In 1978 Democrat Paul Tsongas defeated Brooke, but he spent the rest of his life advocating for minorities and the poor. He headed up the Low Income Housing Coalition and was the first chairman of Alpha Phi Alpha’s World Policy Council, a think tank whose purpose is to expand APA’s involvement in global affairs. Recently, Brooke has been honored by Boston, who named their new courthouse after him, and by George W. Bush, who, in 2004, awarded Brooke the Presidential Medal of Freedom for his contributions to the United States and the world.

 

 

 

 

And finally there’s Carol Moseley Braun, the first and only black woman to serve in the US Senate. Elected by the people of Illinois in 1993, Braun has been a lifelong radical activist who has been saying exactly what she feels from a very early age. Born in the segregated South Side of Chicago, a teenage Braun held a one woman sit-in at a restaurant that wouldn’t serve her, confronted a stone throwing mob when she dared to show up at an all-white beach, and marched with MLK when she was 16 in another all-white neighborhood. In 1972 she received a law degree from University of Chicago and became an advocate for children and education reform. Yet, for all her advancements, she may have never gotten into politics had it not been for Clarence Thomas. A harsh critic of his, Braun was enraged when Thomas was nominated for the Supreme Court and further infuriated when Illinois’ Democratic senator at the time, Al Dixon, voted for his confirmation. Encouraged by other state politicians who felt that the state and country needed someone more enthusiastic, liberal, and diverse to represent them, Braun challenged Dixon in the Democratic primary and came from behind to defeat him. Dixon had never lost an election in his 43 year career.

 

 

As expected, Braun was a powerful advocate for minorities, children, and civil rights and she became the first woman to sit on the Finance Committee for a full term. On economic issues she was a centrist but on social issues she had a liberal record, supporting a woman’s right to choose, voting against the death penalty, and for gun control regulations. She was also among the few senators who voted against the Communications Decency Act and the Defense of Marriage Act. 

 

 

Unfortunately, her term was mired in controversy, which thwarted her reelection bid. On a vacation she went to Nigeria and praised Dictator Sani Abacha, defending his human rights record in Congress.
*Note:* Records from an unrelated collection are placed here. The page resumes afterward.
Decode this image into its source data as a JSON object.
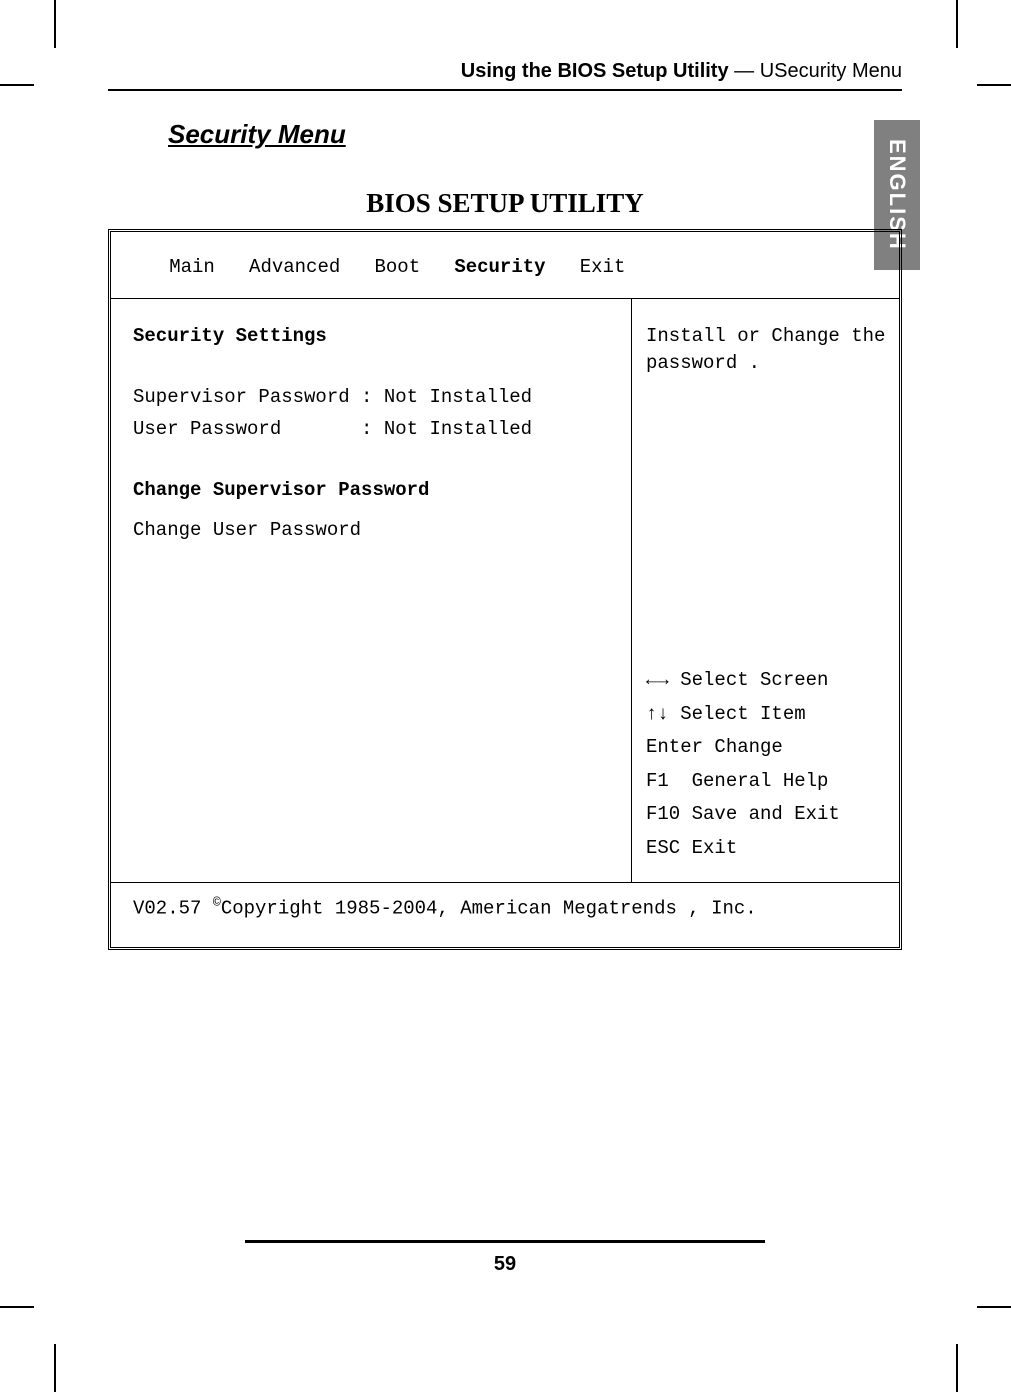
{
  "header": {
    "prefix_strong": "Using the BIOS Setup Utility",
    "separator": " — ",
    "suffix": "USecurity Menu"
  },
  "side_tab": "ENGLISH",
  "section_title": "Security Menu",
  "bios": {
    "title": "BIOS SETUP UTILITY",
    "menu": {
      "main": "Main",
      "advanced": "Advanced",
      "boot": "Boot",
      "security": "Security",
      "exit": "Exit"
    },
    "left": {
      "heading": "Security Settings",
      "sup_pw_label": "Supervisor Password : Not Installed",
      "user_pw_label": "User Password       : Not Installed",
      "change_sup": "Change Supervisor Password",
      "change_user": "Change User Password"
    },
    "right": {
      "help_text": "Install or Change the password .",
      "k_select_screen": "←→ Select Screen",
      "k_select_item": "↑↓ Select Item",
      "k_enter": "Enter Change",
      "k_f1": "F1  General Help",
      "k_f10": "F10 Save and Exit",
      "k_esc": "ESC Exit"
    },
    "footer_pre": "V02.57 ",
    "footer_copy": "©",
    "footer_post": "Copyright 1985-2004, American Megatrends , Inc."
  },
  "page_number": "59"
}
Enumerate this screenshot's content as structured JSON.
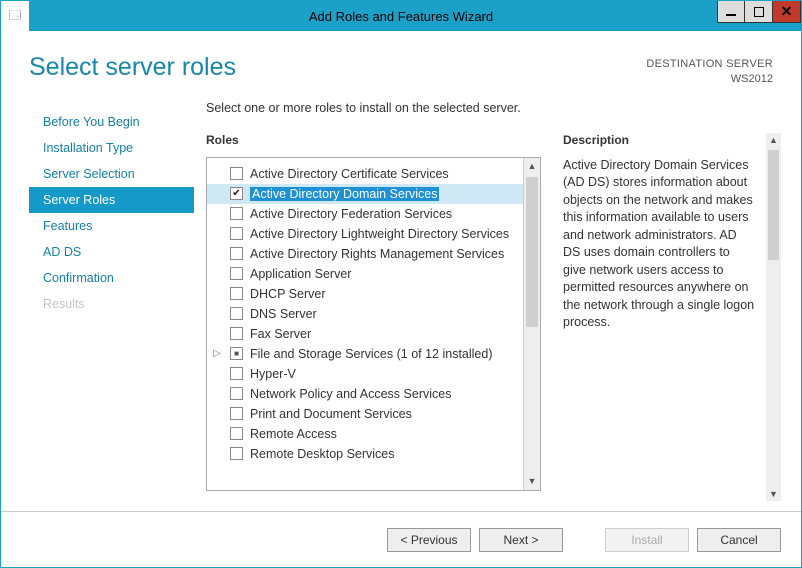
{
  "titlebar": {
    "title": "Add Roles and Features Wizard"
  },
  "header": {
    "page_title": "Select server roles",
    "destination_label": "DESTINATION SERVER",
    "destination_value": "WS2012"
  },
  "nav": {
    "items": [
      {
        "label": "Before You Begin",
        "active": false,
        "disabled": false
      },
      {
        "label": "Installation Type",
        "active": false,
        "disabled": false
      },
      {
        "label": "Server Selection",
        "active": false,
        "disabled": false
      },
      {
        "label": "Server Roles",
        "active": true,
        "disabled": false
      },
      {
        "label": "Features",
        "active": false,
        "disabled": false
      },
      {
        "label": "AD DS",
        "active": false,
        "disabled": false
      },
      {
        "label": "Confirmation",
        "active": false,
        "disabled": false
      },
      {
        "label": "Results",
        "active": false,
        "disabled": true
      }
    ]
  },
  "main": {
    "instruction": "Select one or more roles to install on the selected server.",
    "roles_label": "Roles",
    "description_label": "Description",
    "description_text": "Active Directory Domain Services (AD DS) stores information about objects on the network and makes this information available to users and network administrators. AD DS uses domain controllers to give network users access to permitted resources anywhere on the network through a single logon process.",
    "roles": [
      {
        "label": "Active Directory Certificate Services",
        "state": "unchecked",
        "selected": false,
        "expander": ""
      },
      {
        "label": "Active Directory Domain Services",
        "state": "checked",
        "selected": true,
        "expander": ""
      },
      {
        "label": "Active Directory Federation Services",
        "state": "unchecked",
        "selected": false,
        "expander": ""
      },
      {
        "label": "Active Directory Lightweight Directory Services",
        "state": "unchecked",
        "selected": false,
        "expander": ""
      },
      {
        "label": "Active Directory Rights Management Services",
        "state": "unchecked",
        "selected": false,
        "expander": ""
      },
      {
        "label": "Application Server",
        "state": "unchecked",
        "selected": false,
        "expander": ""
      },
      {
        "label": "DHCP Server",
        "state": "unchecked",
        "selected": false,
        "expander": ""
      },
      {
        "label": "DNS Server",
        "state": "unchecked",
        "selected": false,
        "expander": ""
      },
      {
        "label": "Fax Server",
        "state": "unchecked",
        "selected": false,
        "expander": ""
      },
      {
        "label": "File and Storage Services (1 of 12 installed)",
        "state": "indeterminate",
        "selected": false,
        "expander": "▷"
      },
      {
        "label": "Hyper-V",
        "state": "unchecked",
        "selected": false,
        "expander": ""
      },
      {
        "label": "Network Policy and Access Services",
        "state": "unchecked",
        "selected": false,
        "expander": ""
      },
      {
        "label": "Print and Document Services",
        "state": "unchecked",
        "selected": false,
        "expander": ""
      },
      {
        "label": "Remote Access",
        "state": "unchecked",
        "selected": false,
        "expander": ""
      },
      {
        "label": "Remote Desktop Services",
        "state": "unchecked",
        "selected": false,
        "expander": ""
      }
    ]
  },
  "footer": {
    "previous": "< Previous",
    "next": "Next >",
    "install": "Install",
    "cancel": "Cancel"
  }
}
Yet, the most notable scandal came when Braun responded to a George Will column that recounted allegations of corruption against her. Of Will she said, “I think because he couldn’t say n#####, he said corrupt…I mean this sincerely from the bottom of my heart: He can take his hood and put it back on again, as far as I’m concerned.” Later Braun apologized for her remarks.

 

 

Regardless of all these charges, Braun has remained a very popular figure among Democrats and liberals. President Bill Clinton appointed her Ambassador to New Zealand in 1999 and in 2004 she ran for the Democratic nomination for President but dropped out before the Iowa caucuses.

 

 

As far as the fifth and current black Senator from Illinois, well I suppose you’ve heard about him. I am tempted to try to summarize this essay by finding a connection between Obama and the senators who came before him, the future and the past, but that would be an injustice to those who came before. Revels, Bruce, Brooke and Braun worked full and long careers and in retrospect we can dissect the whole of their tenures, their positives and negatives. We have seen them under fire, a fire that Obama has not and probably will never experience, in part, because of the sacrifices of his predecessors. In the book of history Obama’s chapter is still blank, ready to be filled with his victories and defeats, and only at its end can we know how much or different his career was from his peers. But his future, and possibly America’s future, looks promising.

 

It should—he sits on the shoulders of giants.